The first walk of the season of Penelope’s Walking Group took place on Saturday and was very well attended. Either people have been missing the semi-regular perambulations or, as I suspect is more accurate, the inclusion in the plan of a pub lunch afterwards is what really draws the crowds. The walk was lovely if a wee bit wet and windy; the lunch at the Red Lion in Culworth was splendid.
Last weekend saw the presentation of the Ig Nobel Awards, the collection of wacky and wonderful scientific studies. There were so many excellent papers but one in particular caught my eye – the 2018 Ig Nobel prize for Literature, entitled, “Life is Too Short to RTFM”
This paper addresses two common problems that users of various products and interfaces encounter—over-featured interfaces and product documentation. Over-featured interfaces are seen as a problem as they can confuse and over-complicate everyday interactions. Researchers also often claim that users do not read product documentation, although they are often exhorted to ‘RTFM’ (read the field manual).
When I was working in ICT whenever someone phoned with an issue which was addressed in the manual (or was simply common sense) we used to suggest, under our breath, of course, that they might like to RTFM, which in our jargon meant “Read the F**king Manual.”

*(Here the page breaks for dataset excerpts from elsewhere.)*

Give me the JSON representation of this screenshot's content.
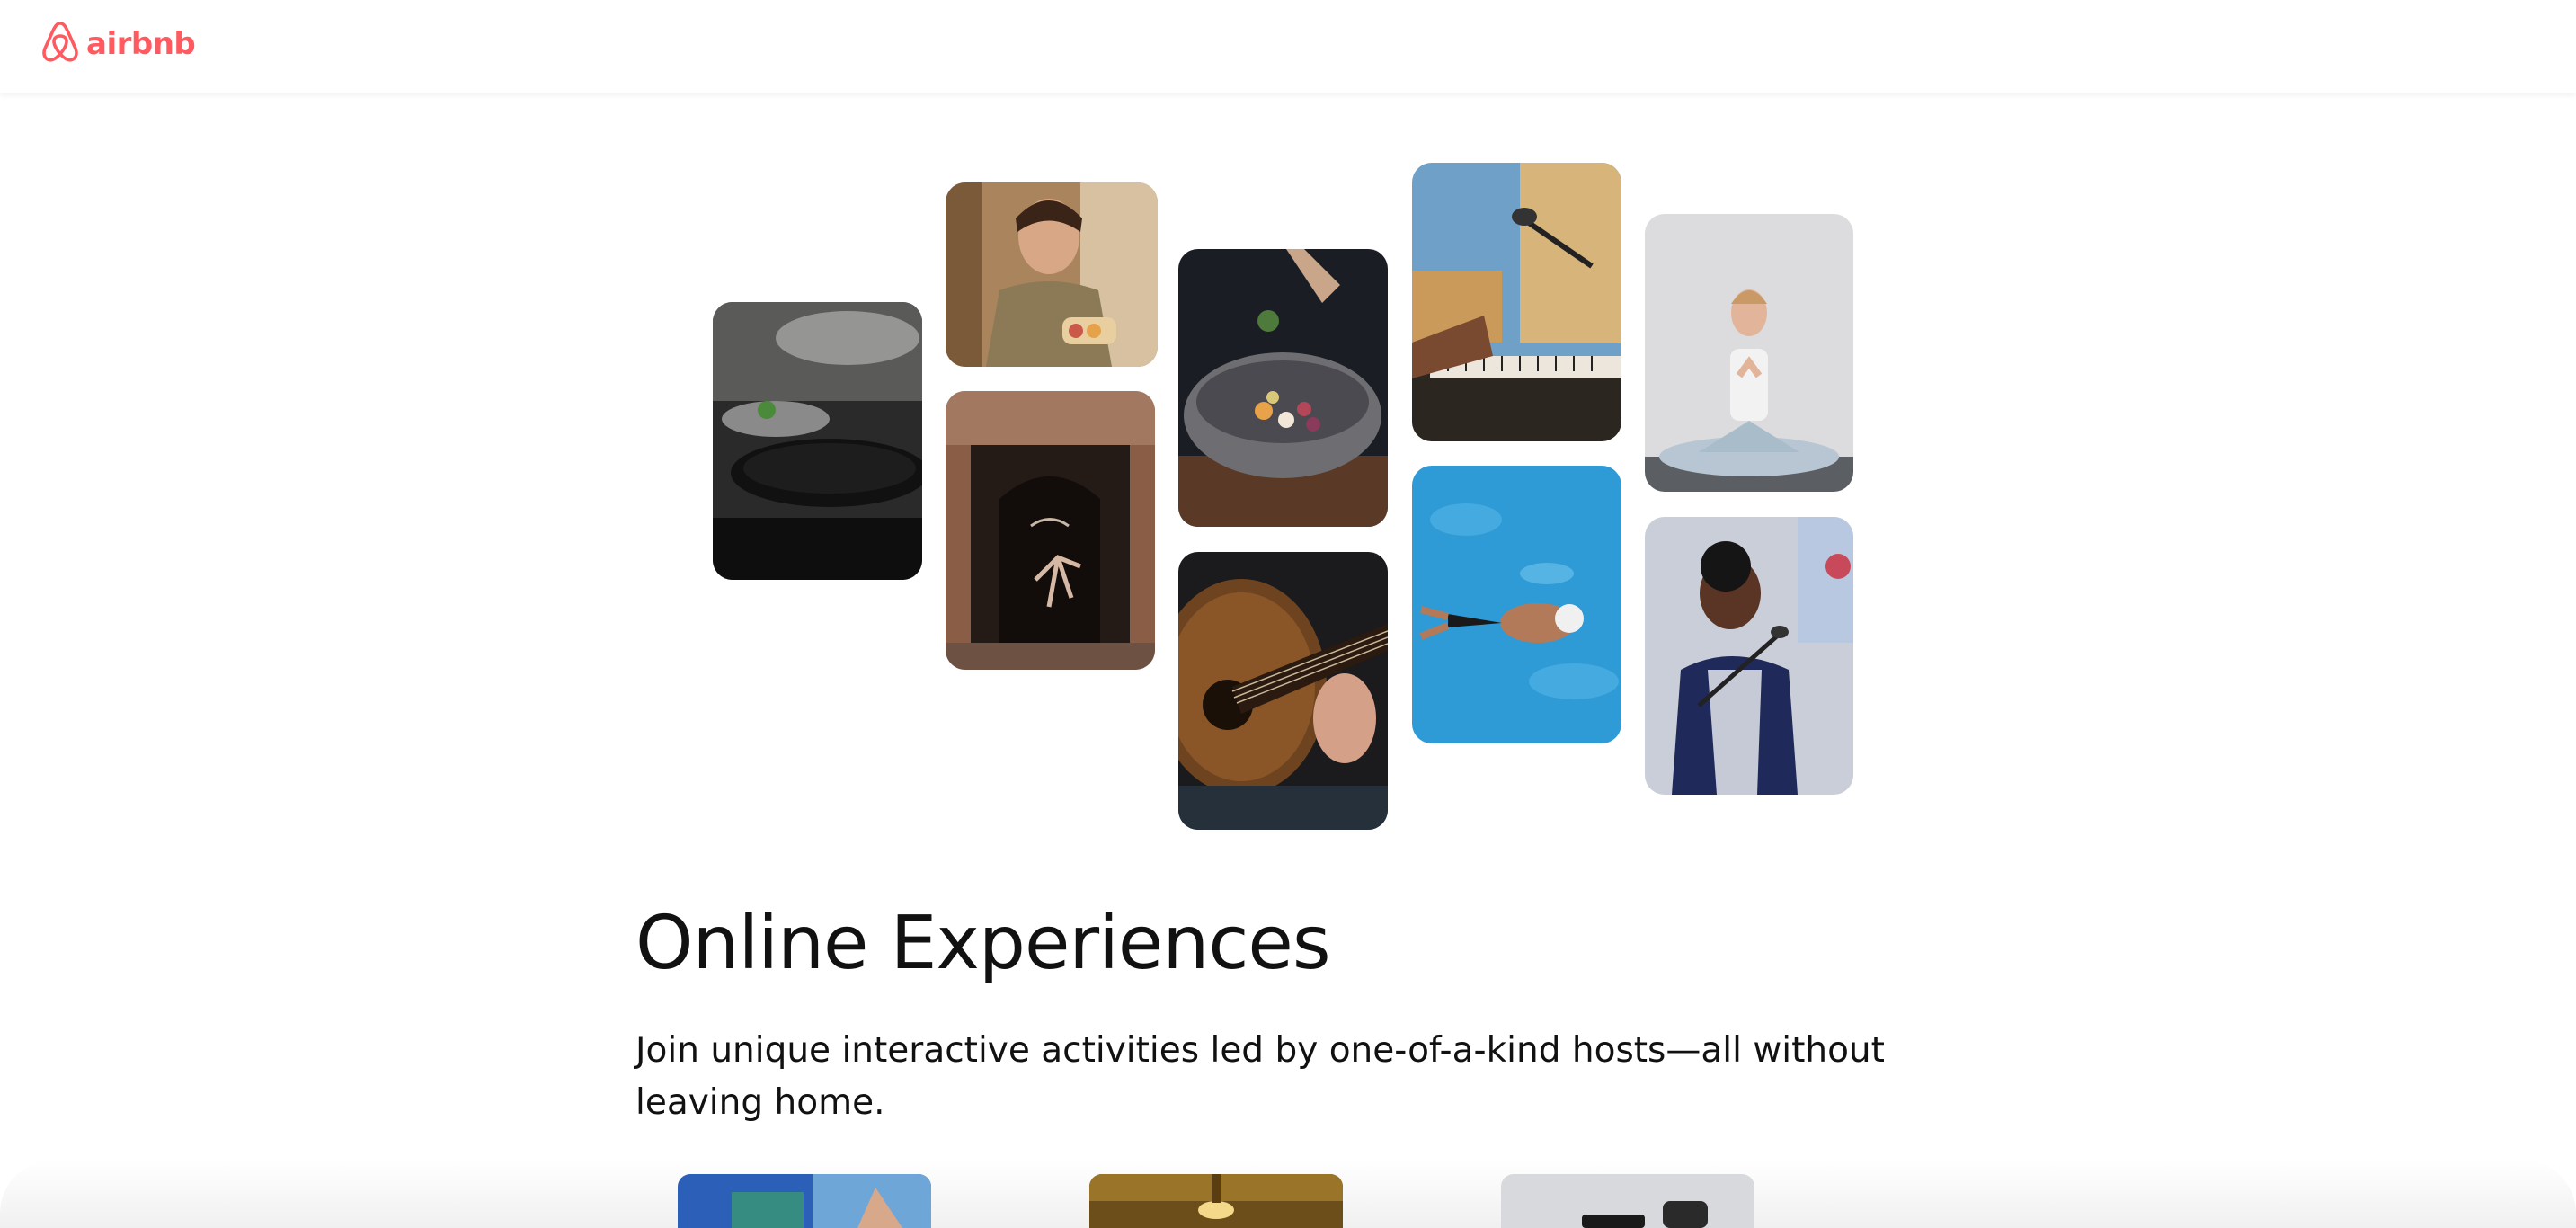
{
  "header": {
    "brand": "airbnb",
    "brand_color": "#FF5A5F",
    "logo_icon": "airbnb-belo-icon"
  },
  "hero": {
    "images": [
      {
        "name": "cooking-pans-photo"
      },
      {
        "name": "woman-with-pastries-photo"
      },
      {
        "name": "dancer-in-doorway-photo"
      },
      {
        "name": "stone-bowl-dish-photo"
      },
      {
        "name": "acoustic-guitar-photo"
      },
      {
        "name": "piano-microphone-photo"
      },
      {
        "name": "swimmer-pool-photo"
      },
      {
        "name": "yoga-meditation-photo"
      },
      {
        "name": "singer-microphone-photo"
      }
    ]
  },
  "main": {
    "title": "Online Experiences",
    "subtitle": "Join unique interactive activities led by one-of-a-kind hosts—all without leaving home."
  },
  "cards": [
    {
      "name": "experience-card-1"
    },
    {
      "name": "experience-card-2"
    },
    {
      "name": "experience-card-3"
    }
  ]
}
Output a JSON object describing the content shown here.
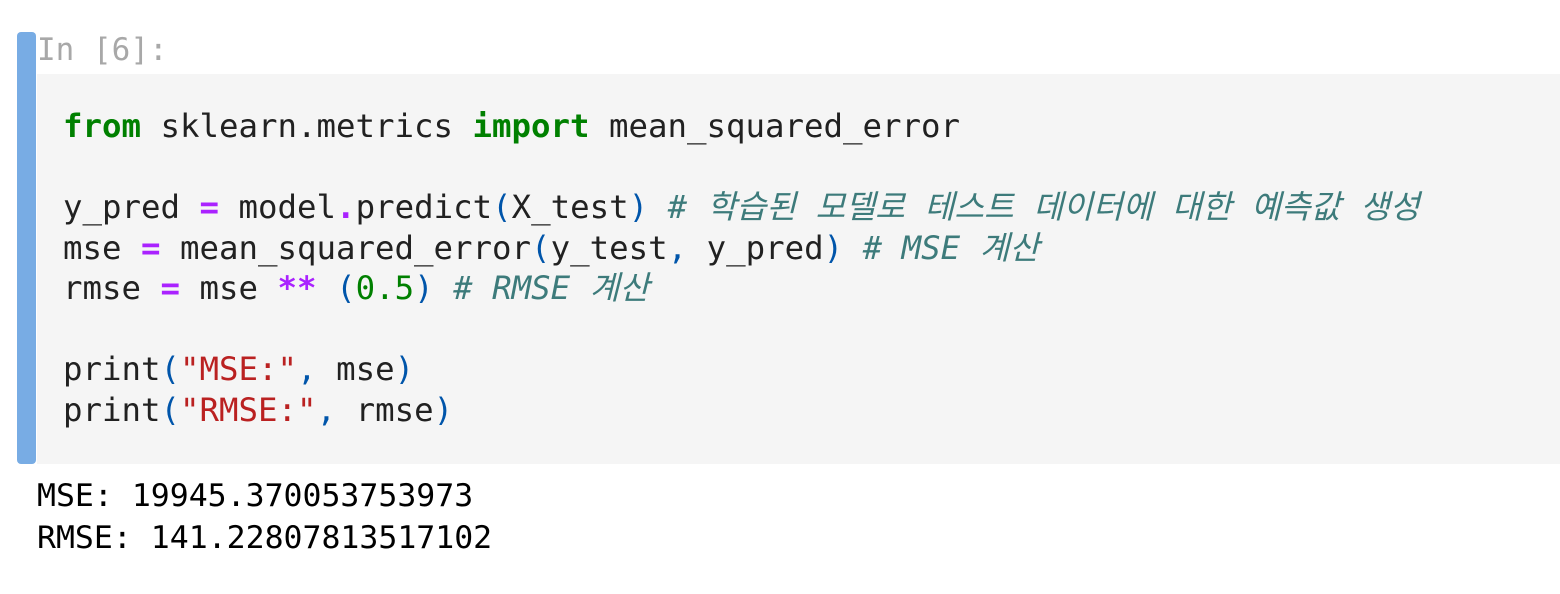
{
  "cell": {
    "prompt": "In [6]:",
    "accent_color": "#78ace4",
    "code_lines": [
      [
        [
          "kw",
          "from"
        ],
        [
          "t",
          " sklearn.metrics "
        ],
        [
          "kw",
          "import"
        ],
        [
          "t",
          " mean_squared_error"
        ]
      ],
      [],
      [
        [
          "t",
          "y_pred "
        ],
        [
          "op",
          "="
        ],
        [
          "t",
          " model"
        ],
        [
          "op",
          "."
        ],
        [
          "t",
          "predict"
        ],
        [
          "p",
          "("
        ],
        [
          "t",
          "X_test"
        ],
        [
          "p",
          ")"
        ],
        [
          "t",
          " "
        ],
        [
          "c",
          "# 학습된 모델로 테스트 데이터에 대한 예측값 생성"
        ]
      ],
      [
        [
          "t",
          "mse "
        ],
        [
          "op",
          "="
        ],
        [
          "t",
          " mean_squared_error"
        ],
        [
          "p",
          "("
        ],
        [
          "t",
          "y_test"
        ],
        [
          "p",
          ","
        ],
        [
          "t",
          " y_pred"
        ],
        [
          "p",
          ")"
        ],
        [
          "t",
          " "
        ],
        [
          "c",
          "# MSE 계산"
        ]
      ],
      [
        [
          "t",
          "rmse "
        ],
        [
          "op",
          "="
        ],
        [
          "t",
          " mse "
        ],
        [
          "op",
          "**"
        ],
        [
          "t",
          " "
        ],
        [
          "p",
          "("
        ],
        [
          "n",
          "0.5"
        ],
        [
          "p",
          ")"
        ],
        [
          "t",
          " "
        ],
        [
          "c",
          "# RMSE 계산"
        ]
      ],
      [],
      [
        [
          "t",
          "print"
        ],
        [
          "p",
          "("
        ],
        [
          "s",
          "\"MSE:\""
        ],
        [
          "p",
          ","
        ],
        [
          "t",
          " mse"
        ],
        [
          "p",
          ")"
        ]
      ],
      [
        [
          "t",
          "print"
        ],
        [
          "p",
          "("
        ],
        [
          "s",
          "\"RMSE:\""
        ],
        [
          "p",
          ","
        ],
        [
          "t",
          " rmse"
        ],
        [
          "p",
          ")"
        ]
      ]
    ],
    "output_lines": [
      "MSE: 19945.370053753973",
      "RMSE: 141.22807813517102"
    ]
  }
}
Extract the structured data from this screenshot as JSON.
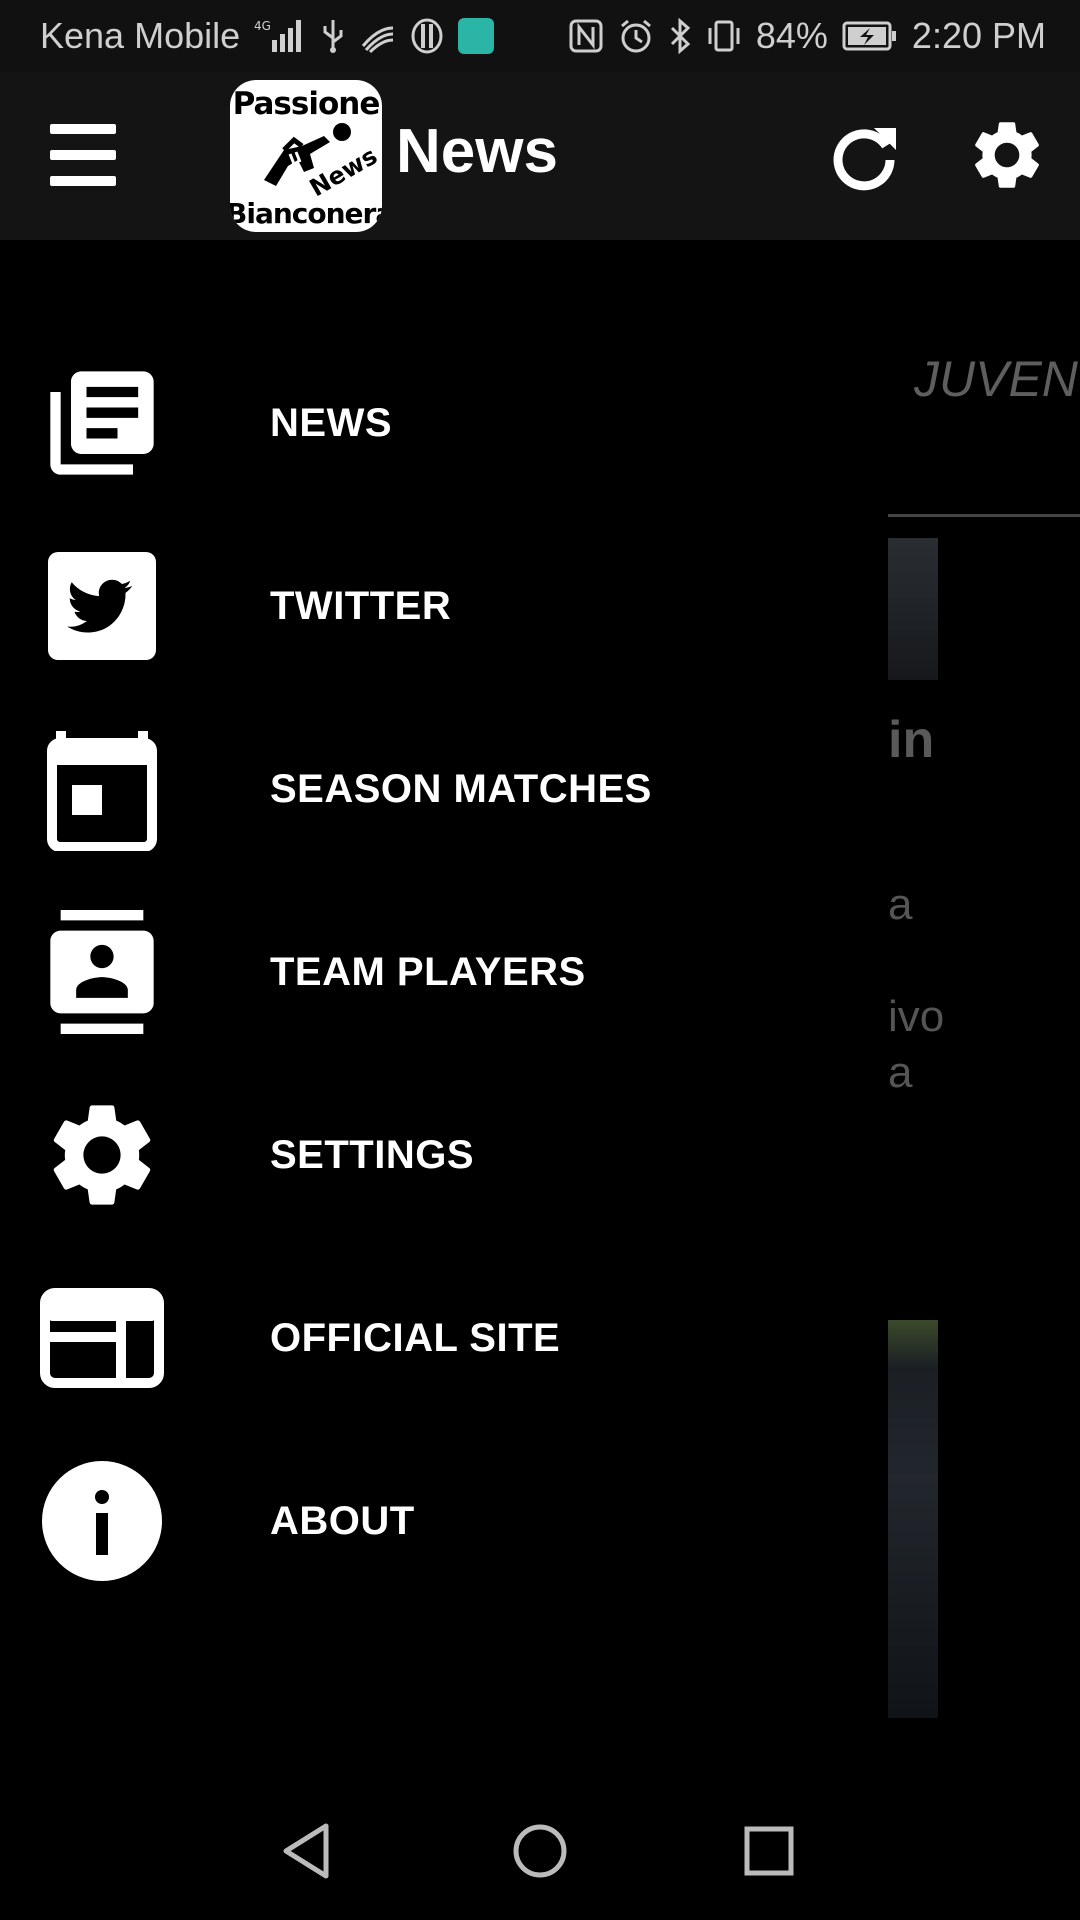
{
  "status_bar": {
    "carrier": "Kena Mobile",
    "network": "4G",
    "battery": "84%",
    "time": "2:20 PM"
  },
  "app_bar": {
    "logo_line1": "Passione",
    "logo_line2": "Bianconera",
    "logo_line3": "News",
    "title": "News"
  },
  "background": {
    "tab_label": "JUVEN",
    "text1": "in",
    "text2": "a",
    "text3": "ivo",
    "text4": "a"
  },
  "drawer": {
    "items": [
      {
        "label": "NEWS",
        "icon": "newspaper-icon"
      },
      {
        "label": "TWITTER",
        "icon": "twitter-icon"
      },
      {
        "label": "SEASON MATCHES",
        "icon": "calendar-icon"
      },
      {
        "label": "TEAM PLAYERS",
        "icon": "contacts-icon"
      },
      {
        "label": "SETTINGS",
        "icon": "gear-icon"
      },
      {
        "label": "OFFICIAL SITE",
        "icon": "web-icon"
      },
      {
        "label": "ABOUT",
        "icon": "info-icon"
      }
    ]
  },
  "colors": {
    "background": "#000000",
    "app_bar": "#141414",
    "status_bar": "#111111",
    "text": "#ffffff"
  }
}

An article in the Huffington Post pondering Just how bad is Brexit going to be for farmers?
The ever-excellent “Farmer’s Weekly” magazine is furious after Defra released a glitzy social media video about British farming’s glorious post-Brexit future … featuring footage of farms in, erm Germany and Slovenia.
(Interestingly, when I went to try and watch the video it was “Unavailable.” As of Friday, it seems, it had been hastily replaced with an edited version removing most, but not all, of the EU images.)
Don’t know to what extent our readers in the States will be aware of Theresa May’s latest humiliation over Brexit. She presented her case to the leaders of the EU earlier this week and her plan was universally and comprehensively slapped down. As always, John Crace, the political sketch writer for the Guardian, had an excellent summary.